Concerning your second "aside",
Also in the link provided above, in order to show that the sum of reciprocals of a set of primes having positive relative density $\alpha > 0$ is divergent, the accepted answer goes through logarithmic density, however I feel that there should be more elementary arguments for the same.

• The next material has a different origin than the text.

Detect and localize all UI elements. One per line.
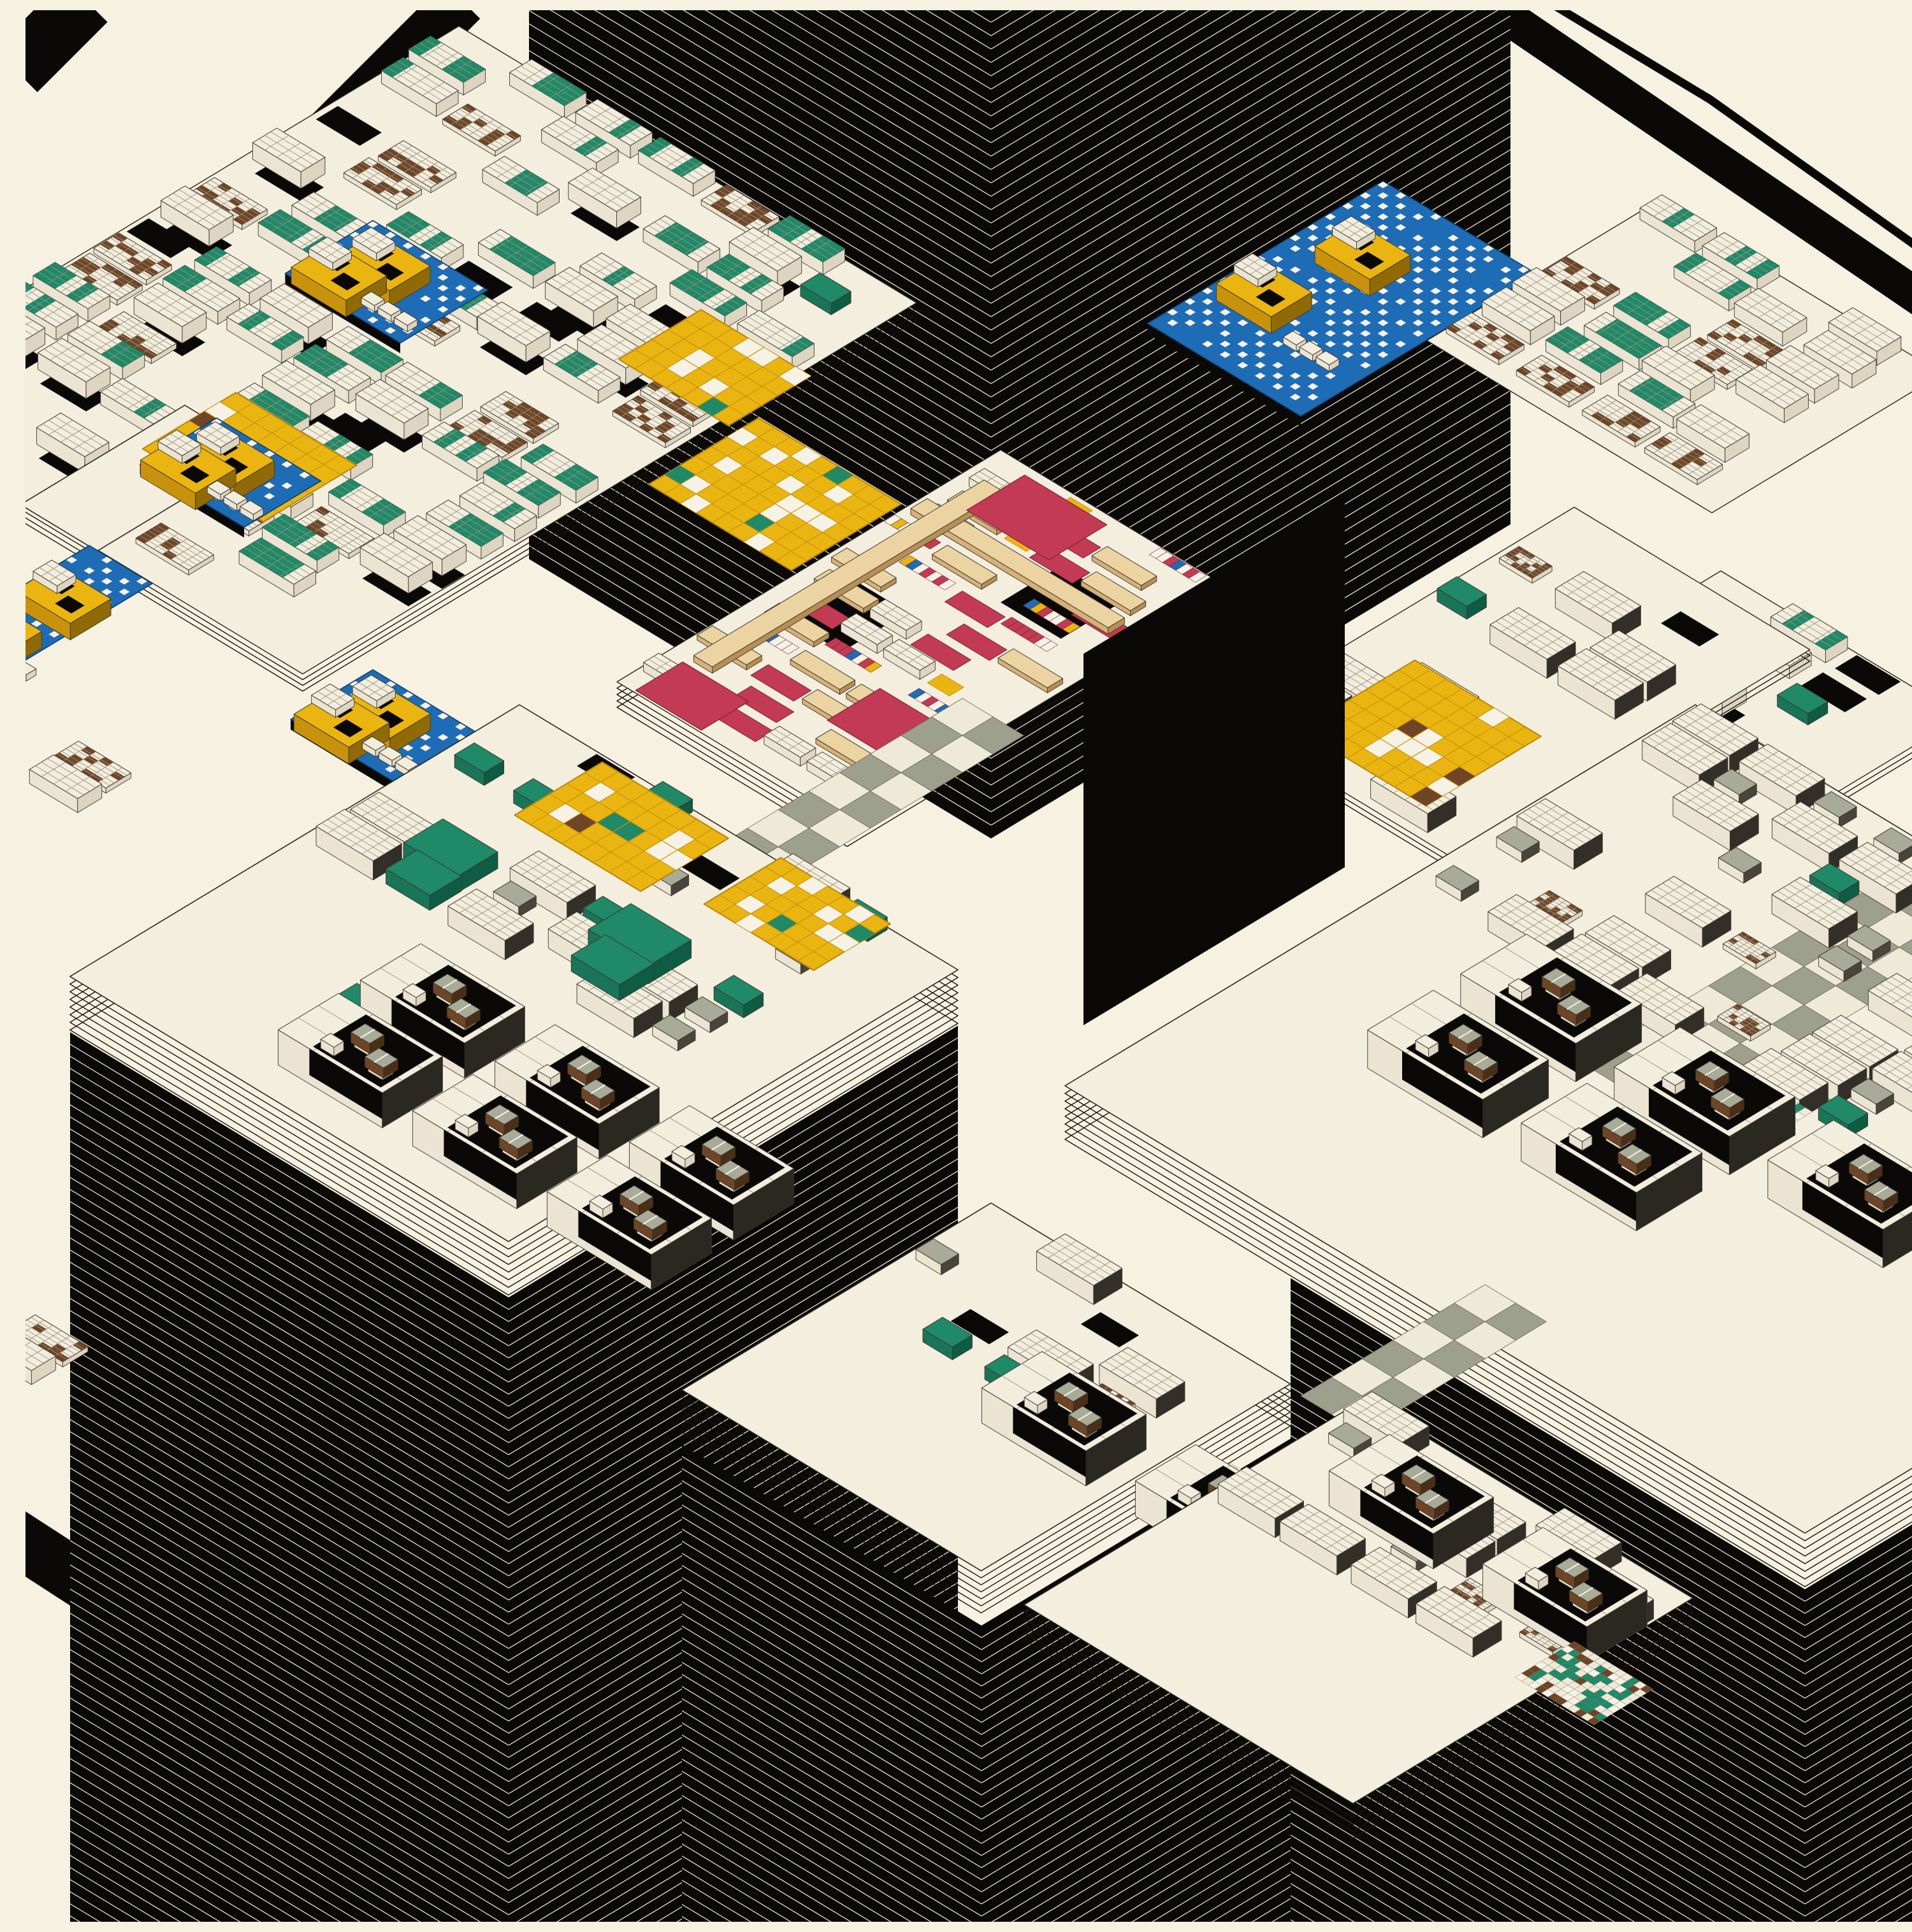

this is a bit delicate. I sketched an example of a set $A$ of primes having upper (relative) natural density $1$ in the set of all primes such that the series of the reciprocals of the primes in $A$ converges. Thus you should not expect a very simple argument. On the other hand, as I also mentioned over there, we don't need a (relative) natural density, a positive lower (relative) natural density suffices. The proof is above: Abel summation yields
$$L_B(x) \geqslant \gamma L_S(x) - \log x_{\gamma}\,,$$
and the right hand side tends to $\infty$ for $x \to \infty$. The argument is fairly elementary, I'd say, but of course not totally trivial. I can't think of a more elementary argument.
Best Answer
What do you get with $$\bigcup_{k\ge 1} \{ p \text{ prime}, p\in [e^{e^k},2 e^{e^k}]\}$$